Review Film Wewe (2015)

Hingga saat artikel ini ditulis, “Wewe” adalah satu-satunya film bergenre horor yang pernah dibintangi oleh aktor papan atas Agus Kuncoro. Saya juga baru tahu belakangan setelah usai menonton dan mengecek filmografi beliau di internet. Dengan rekam jejaknya yang lebih sering membintangi film-film berkualitas, tepatkah pilihan beliau masuk ke dalam proyek Rizal Mantovani ini? Simak sinopsis dan review singkatnya di bawah ini.

Sinopsis Singkat

poster wewe

Pasangan suami istri Jarot (diperankan oleh Agus Kuncoro) dan Irma (diperankan oleh Inong Nidya Ayu) baru saja pindah ke sebuah rumah yang terpencil. Meski sudah tua, rumah tersebut cukup besar dan mewah. Sayangnya, keputusan Jarot membeli rumah tersebut ditentang habis-habisan oleh Irma. Pun begitu dengan Luna (diperankan oleh Nabilah JKT48) yang merasa tidak begitu nyaman tinggal di sana. Satu-satunya anggota keluarga yang santuy dengan rumah barunya adalah Aruna (diperankan oleh Khadijah Banderas), adik Luna.

Dengan Jarot dan Irma yang sering bertengkar serta Luna yang sibuk dengan aktivitasnya, Aruna jadi merasa kesepian. Ceritanya tentang adanya sosok nenek di dalam rumah serta dirinya yang beberapa kali diganggu sama sekali tidak mendapat tanggapan. Hingga akhirnya suatu ketika Aruna menghilang begitu saja.

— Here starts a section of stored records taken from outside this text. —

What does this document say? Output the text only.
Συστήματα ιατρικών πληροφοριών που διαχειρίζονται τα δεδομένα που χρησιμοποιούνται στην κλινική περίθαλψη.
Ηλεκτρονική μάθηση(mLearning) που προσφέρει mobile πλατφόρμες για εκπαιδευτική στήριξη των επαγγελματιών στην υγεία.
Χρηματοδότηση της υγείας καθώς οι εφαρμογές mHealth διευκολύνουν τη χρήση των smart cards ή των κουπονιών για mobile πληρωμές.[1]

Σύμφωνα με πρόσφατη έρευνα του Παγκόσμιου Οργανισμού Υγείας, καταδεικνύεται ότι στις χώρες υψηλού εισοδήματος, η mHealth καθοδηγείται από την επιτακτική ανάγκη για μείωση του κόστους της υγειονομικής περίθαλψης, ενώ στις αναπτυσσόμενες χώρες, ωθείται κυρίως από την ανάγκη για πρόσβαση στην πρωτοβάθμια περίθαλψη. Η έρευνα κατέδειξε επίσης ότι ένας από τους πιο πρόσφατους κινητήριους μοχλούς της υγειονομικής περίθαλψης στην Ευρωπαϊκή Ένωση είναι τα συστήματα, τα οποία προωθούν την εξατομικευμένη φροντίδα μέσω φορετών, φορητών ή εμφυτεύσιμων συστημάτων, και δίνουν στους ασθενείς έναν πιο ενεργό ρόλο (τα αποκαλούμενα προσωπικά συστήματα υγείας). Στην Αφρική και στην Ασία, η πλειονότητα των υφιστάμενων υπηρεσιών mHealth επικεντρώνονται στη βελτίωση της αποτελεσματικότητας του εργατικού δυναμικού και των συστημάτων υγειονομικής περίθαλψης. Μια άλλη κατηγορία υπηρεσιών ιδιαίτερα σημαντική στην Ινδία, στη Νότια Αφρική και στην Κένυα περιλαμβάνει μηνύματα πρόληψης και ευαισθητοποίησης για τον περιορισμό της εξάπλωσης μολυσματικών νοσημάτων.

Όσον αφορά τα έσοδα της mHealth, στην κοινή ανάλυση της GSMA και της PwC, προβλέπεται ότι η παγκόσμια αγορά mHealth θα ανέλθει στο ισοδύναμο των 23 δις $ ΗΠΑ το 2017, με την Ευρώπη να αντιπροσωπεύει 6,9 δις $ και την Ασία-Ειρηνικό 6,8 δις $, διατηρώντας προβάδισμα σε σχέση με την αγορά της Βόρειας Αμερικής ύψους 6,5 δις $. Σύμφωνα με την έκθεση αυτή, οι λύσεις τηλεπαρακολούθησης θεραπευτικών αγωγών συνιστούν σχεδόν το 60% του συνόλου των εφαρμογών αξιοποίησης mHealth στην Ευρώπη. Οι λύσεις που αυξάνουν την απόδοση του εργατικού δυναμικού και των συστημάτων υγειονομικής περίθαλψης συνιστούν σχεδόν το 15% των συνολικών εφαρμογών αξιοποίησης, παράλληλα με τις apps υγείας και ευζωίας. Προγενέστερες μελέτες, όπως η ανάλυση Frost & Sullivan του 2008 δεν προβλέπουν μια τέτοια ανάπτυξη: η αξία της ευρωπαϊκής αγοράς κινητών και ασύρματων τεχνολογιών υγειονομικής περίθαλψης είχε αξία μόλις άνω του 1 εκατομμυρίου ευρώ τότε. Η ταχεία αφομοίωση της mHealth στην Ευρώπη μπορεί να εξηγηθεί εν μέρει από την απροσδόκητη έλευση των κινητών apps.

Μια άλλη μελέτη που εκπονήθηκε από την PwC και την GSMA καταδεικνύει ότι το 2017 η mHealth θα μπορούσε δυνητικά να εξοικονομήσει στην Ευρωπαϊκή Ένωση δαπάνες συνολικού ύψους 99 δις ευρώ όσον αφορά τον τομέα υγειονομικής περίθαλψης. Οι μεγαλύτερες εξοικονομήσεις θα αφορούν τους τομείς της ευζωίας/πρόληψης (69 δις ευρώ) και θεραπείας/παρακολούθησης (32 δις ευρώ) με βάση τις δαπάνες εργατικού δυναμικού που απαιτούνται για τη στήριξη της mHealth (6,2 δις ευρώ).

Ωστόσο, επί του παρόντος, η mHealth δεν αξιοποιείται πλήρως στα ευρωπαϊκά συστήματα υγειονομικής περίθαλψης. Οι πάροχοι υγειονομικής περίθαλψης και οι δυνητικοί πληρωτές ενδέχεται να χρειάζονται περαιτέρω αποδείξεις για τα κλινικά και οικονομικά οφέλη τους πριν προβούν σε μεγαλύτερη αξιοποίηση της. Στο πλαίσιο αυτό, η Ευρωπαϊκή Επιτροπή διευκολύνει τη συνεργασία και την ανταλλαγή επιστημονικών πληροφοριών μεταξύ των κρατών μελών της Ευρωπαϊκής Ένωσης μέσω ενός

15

Irma menyalahkan Jarot atas hilangnya Aruna. Ia memilih untuk pergi dari rumah dan meninggalkan keluarganya. Sementara itu, Jarot dan Luna, dengan dibantu warga sekitar, berusaha untuk mencari keberadaan Aruna.

Dari anak tetangga sebelah, Luna kemudian mendapat petunjuk mengenai rumahnya yang sebenarnya angker. Ia pun berhasil menemukan adiknya yang ternyata diculik Wewe Gombel dan disembunyikan di loteng rumah. Setelah Jarot dan Irma rujuk, mereka memutuskan untuk meninggalkan rumah tersebut untuk selama-lamanya. Tanpa disadari, yang dibawa oleh Luna bukanlah Aruna yang sesungguhnya, melainkan jelmaan dari Wewe Gombel.

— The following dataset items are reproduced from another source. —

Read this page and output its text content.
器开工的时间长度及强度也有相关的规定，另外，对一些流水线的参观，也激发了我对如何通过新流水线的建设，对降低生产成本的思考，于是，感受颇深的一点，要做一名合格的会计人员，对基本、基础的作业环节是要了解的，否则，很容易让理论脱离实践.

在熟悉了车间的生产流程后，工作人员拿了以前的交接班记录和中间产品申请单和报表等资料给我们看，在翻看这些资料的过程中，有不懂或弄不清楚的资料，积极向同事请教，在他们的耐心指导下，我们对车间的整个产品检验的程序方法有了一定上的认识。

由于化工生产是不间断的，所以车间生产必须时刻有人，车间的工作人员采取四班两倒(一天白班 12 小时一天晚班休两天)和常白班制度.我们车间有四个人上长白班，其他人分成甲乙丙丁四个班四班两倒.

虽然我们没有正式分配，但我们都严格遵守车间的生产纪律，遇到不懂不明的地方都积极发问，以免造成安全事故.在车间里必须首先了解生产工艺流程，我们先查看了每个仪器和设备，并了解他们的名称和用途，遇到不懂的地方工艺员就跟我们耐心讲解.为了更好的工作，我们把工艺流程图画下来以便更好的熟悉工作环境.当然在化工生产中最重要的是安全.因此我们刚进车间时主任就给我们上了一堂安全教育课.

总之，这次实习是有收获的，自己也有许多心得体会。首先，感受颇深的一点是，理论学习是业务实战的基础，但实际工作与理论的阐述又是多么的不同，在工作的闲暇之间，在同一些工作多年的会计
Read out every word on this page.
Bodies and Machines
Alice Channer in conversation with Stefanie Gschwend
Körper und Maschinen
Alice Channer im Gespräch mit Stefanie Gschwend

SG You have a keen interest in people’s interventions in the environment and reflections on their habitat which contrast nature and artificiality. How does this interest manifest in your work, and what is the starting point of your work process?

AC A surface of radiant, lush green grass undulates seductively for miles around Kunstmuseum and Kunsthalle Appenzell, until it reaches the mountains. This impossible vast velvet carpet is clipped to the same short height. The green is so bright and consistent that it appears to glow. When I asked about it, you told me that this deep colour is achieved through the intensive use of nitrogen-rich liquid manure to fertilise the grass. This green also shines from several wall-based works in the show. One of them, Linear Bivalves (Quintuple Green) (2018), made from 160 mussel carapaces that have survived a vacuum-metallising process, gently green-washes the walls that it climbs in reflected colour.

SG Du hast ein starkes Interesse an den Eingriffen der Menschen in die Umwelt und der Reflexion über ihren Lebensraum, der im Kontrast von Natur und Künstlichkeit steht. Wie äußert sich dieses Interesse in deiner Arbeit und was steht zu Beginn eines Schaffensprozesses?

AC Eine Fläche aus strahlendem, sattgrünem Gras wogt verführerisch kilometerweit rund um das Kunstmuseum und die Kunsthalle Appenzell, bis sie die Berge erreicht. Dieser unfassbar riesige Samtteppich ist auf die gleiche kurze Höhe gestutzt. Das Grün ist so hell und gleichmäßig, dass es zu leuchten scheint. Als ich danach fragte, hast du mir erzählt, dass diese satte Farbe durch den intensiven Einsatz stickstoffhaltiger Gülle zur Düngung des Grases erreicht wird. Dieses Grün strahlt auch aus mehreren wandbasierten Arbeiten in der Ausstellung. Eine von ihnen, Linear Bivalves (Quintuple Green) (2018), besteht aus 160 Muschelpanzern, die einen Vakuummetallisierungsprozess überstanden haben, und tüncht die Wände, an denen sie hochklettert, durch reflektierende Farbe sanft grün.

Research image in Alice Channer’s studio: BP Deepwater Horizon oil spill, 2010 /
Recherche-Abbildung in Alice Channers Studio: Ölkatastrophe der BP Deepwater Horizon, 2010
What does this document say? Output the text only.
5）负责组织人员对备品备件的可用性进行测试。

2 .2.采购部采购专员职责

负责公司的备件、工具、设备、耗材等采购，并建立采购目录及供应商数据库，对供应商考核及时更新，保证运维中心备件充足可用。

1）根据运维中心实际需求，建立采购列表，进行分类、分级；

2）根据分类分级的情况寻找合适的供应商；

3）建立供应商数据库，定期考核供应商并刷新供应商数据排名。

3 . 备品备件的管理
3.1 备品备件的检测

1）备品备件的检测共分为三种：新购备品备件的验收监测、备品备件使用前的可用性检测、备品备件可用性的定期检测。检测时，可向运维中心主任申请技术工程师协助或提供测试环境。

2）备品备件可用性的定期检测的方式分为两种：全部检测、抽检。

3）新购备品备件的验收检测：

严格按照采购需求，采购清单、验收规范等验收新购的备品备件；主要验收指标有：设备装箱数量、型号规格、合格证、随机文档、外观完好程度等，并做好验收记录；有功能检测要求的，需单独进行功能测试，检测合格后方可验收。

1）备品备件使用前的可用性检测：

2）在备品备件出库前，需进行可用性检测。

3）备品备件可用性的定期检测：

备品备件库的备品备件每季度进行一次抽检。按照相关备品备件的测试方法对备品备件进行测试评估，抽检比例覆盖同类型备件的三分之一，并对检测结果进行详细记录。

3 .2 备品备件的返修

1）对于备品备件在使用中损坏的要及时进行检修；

Tanggal Rilis: 16 April 2015
Durasi: 1 jam 40 menit
Sutradara: Rizal Mantovani
Produser: Gope T. Samtani
Penulis Naskah: Anto Nugroho, Bayu Abdinegoro
Produksi: Rapi Films
Pemain: Nabilah Ratna Ayu Azalia, Agus Kuncoro, Inong Ayu, Khadijah Banderas, Yafi Tesa Zahara, Dian Nova

Review Singkat

WARNING! Tulisan di bawah ini mengandung SPOILER!!!

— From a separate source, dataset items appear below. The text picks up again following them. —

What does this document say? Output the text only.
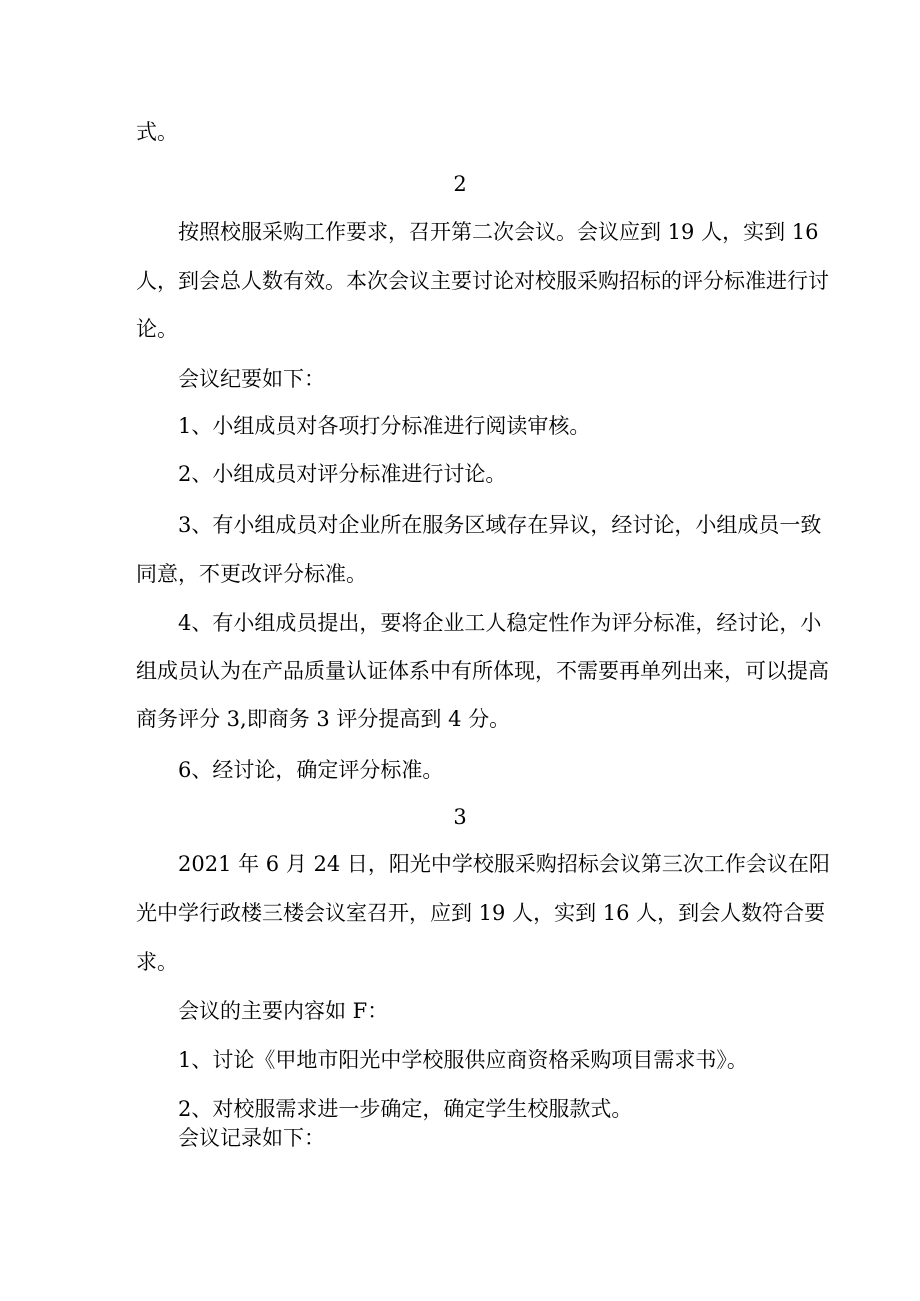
式。

2

按照校服采购工作要求，召开第二次会议。会议应到 19 人，实到 16

人，到会总人数有效。本次会议主要讨论对校服采购招标的评分标准进行讨

论。

会议纪要如下：

1、小组成员对各项打分标准进行阅读审核。

2、小组成员对评分标准进行讨论。

3、有小组成员对企业所在服务区域存在异议，经讨论，小组成员一致

同意，不更改评分标准。

4、有小组成员提出，要将企业工人稳定性作为评分标准，经讨论，小

组成员认为在产品质量认证体系中有所体现，不需要再单列出来，可以提高

商务评分 3,即商务 3 评分提高到 4 分。

6、经讨论，确定评分标准。

3

2021 年 6 月 24 日，阳光中学校服采购招标会议第三次工作会议在阳

光中学行政楼三楼会议室召开，应到 19 人，实到 16 人，到会人数符合要

求。

会议的主要内容如 F：

1、讨论《甲地市阳光中学校服供应商资格采购项目需求书》。

2、对校服需求进一步确定，确定学生校服款式。

会议记录如下：
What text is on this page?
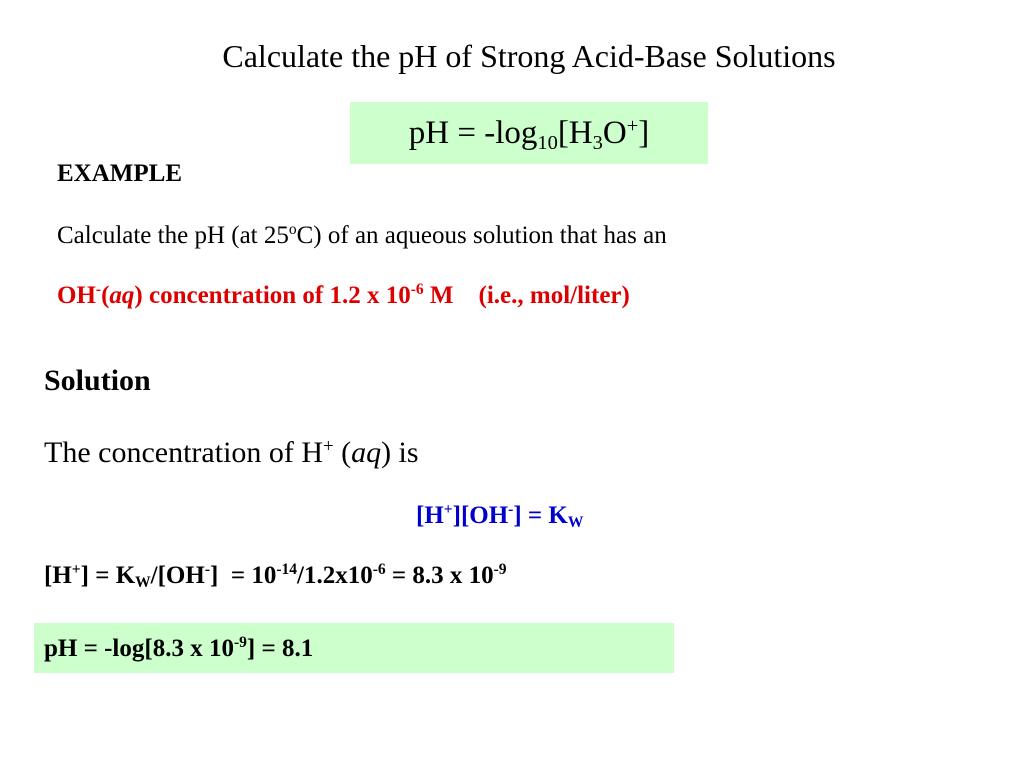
Calculate the pH of Strong Acid-Base Solutions
pH = $-\log_{10}[H_3O^+]$
EXAMPLE
Calculate the pH (at 25$^o$C) of an aqueous solution that has an
OH-(aq) concentration of 1.2 x $10^{-6}$ M    (i.e., mol/liter)
Solution
The concentration of H+ (aq) is
$[H^+][OH^-] = K_W$
$[H^+] = K_W/[OH^-] = 10^{-14}/1.2x10^{-6} = 8.3$ x $10^{-9}$
pH = -log[8.3 x $10^{-9}] = 8.1$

Menonton tanpa melihat info maupun sinopsis “Wewe” terlebih dahulu, saya kaget begitu melihat hadirnya Agus Kuncoro sebagai salah satu pemeran utama. Harapan pun terbit mengingat aktor sekelas beliau biasanya bermain di film-film yang memang berkualitas.

Di satu sisi tidak salah. Sebagai sebuah film horor, film ini mampu menghadirkan atmoster yang mencekam. Rizal Mantovani, sutradara, tidak mengumbar sosok hantu Wewe Gombel dengan royal. Rasanya di babak pertama maupun keduanya hanya sekilas-sekilas saja penampakannya.

Ada sebuah adegan yang cukup epik dan pasti akan selalu saya ingat. Setelah sebelumnya sempat mendapati adegan hantu (tangannya aja) nyolong HP, kali ini ada adegan wewe nggotong piano kecil. Mantap.

Khas film-film horor besutan Rizal Mantovani, desain Wewe Gombel di sini lumayan creepy. Jelas dipersiapkan dengan serius. Bisa jadi merupakan salah satu desain makhluk gaib terbaik yang pernah ada di film horor lokal.

Sayangnya, meski sukses menyajikan suasana menegangkan, film ini justru keteteran begitu karakter demi karakter dihadapkan langsung dengan penampakan. Terlihat berantakan dan terburu-buru. Alhasil, atmoster yang sudah dibangun sebelumnya menghambar begitu saja setelahnya.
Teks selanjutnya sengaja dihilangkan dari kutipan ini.